How to judge progress between now and the FY26 decision
Here is a concrete scorecard you can use as the calendar advances.
- Flight envelope growth. The prototypes should move from basic handling to clean supersonic points, then to representative loads with safe margins.
- Semi autonomous procedures. By early 2026, look for reliable remote taxi, takeoff, and landing with procedural deconfliction in mixed traffic.
- Mission autonomy demos. Expect simple, supervised behaviors first. Examples include autonomous racetrack orbits with threat avoidance, autonomous formation with a human lead, and intent based targeting drills with human on the loop.
- Sensor integration. A passive sensor suite producing fire control quality tracks is more telling than a glossy video. If the data can cue a weapon, it matters.
- Weapons workups. Before live shots, watch for captive carry tests and separation trials with telemetry pods. A clean separation campaign is a sign the design is maturing.
- Airworthiness releases.

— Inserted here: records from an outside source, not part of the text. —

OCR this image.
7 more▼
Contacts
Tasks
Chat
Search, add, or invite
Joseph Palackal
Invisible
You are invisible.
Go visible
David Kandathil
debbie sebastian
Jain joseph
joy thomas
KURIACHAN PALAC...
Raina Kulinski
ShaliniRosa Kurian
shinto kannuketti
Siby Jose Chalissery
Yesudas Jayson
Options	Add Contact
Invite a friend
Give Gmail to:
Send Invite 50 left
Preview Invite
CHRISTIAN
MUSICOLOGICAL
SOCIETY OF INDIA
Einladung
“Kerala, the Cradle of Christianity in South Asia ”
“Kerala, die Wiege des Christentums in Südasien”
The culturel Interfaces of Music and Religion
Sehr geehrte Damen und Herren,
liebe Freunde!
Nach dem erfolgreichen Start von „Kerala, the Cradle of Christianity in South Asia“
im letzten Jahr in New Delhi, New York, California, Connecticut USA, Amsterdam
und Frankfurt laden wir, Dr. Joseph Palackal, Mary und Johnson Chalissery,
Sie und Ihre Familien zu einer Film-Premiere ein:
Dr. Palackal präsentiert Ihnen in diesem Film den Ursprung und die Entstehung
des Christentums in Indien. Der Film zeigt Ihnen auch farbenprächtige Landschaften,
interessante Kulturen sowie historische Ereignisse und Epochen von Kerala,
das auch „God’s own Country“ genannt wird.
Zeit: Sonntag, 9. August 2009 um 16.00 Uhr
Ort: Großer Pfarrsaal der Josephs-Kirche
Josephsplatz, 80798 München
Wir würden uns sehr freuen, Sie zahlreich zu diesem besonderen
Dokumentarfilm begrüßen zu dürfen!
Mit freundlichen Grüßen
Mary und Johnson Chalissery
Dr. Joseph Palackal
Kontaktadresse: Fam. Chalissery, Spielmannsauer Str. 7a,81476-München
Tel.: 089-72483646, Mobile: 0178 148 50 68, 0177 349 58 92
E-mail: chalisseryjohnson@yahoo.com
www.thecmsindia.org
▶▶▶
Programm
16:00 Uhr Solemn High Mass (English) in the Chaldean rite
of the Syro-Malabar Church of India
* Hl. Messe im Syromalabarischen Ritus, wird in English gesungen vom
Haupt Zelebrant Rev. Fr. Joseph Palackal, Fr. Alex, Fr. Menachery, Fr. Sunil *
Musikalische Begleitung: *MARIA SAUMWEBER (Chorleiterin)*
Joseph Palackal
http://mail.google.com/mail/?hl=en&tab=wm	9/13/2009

A broader release that allows operations outside a single test range is a good indicator that reliability and safety cases are convincing.
- Reliability and cost curves. The most revealing briefings will show mean time between failures climbing and maintenance hours per flight hour falling. If those curves bend the right way, production risk falls.
The bottom line
Late summer 2025 turned Collaborative Combat Aircraft from a talking point into a race. The YFQ-42A’s first flight on August 27 put metal in the air. The start of mission autonomy tests in September turned attention to the heart of the concept, which is software that can carry out a commander’s intent amid jamming and friction. The calendar is unforgiving. A production decision arrives in fiscal 2026. By 2028 the Air Force wants CCAs teaming with F-35s and the first Next Generation Air Dominance jets in meaningful numbers.
If you want a single test of whether the promise becomes reality, ask this. Will a flight lead in 2028 trust a pair of uncrewed fighters to fly 80 miles ahead, build a targeting picture, and shoot on command while the humans stay in the safer part of the fight. Everything that matters flows to that point. The hardware is catching up. The software is on the field. The production lines are being tuned. Now the service and industry must show that the new playbook can repeat on schedule, at scale, and in contact with an adversary that gets a vote. That is how CCAs will reshape air superiority, not as a slogan, but as a set of tactics that work when the air is crowded and the clock is running.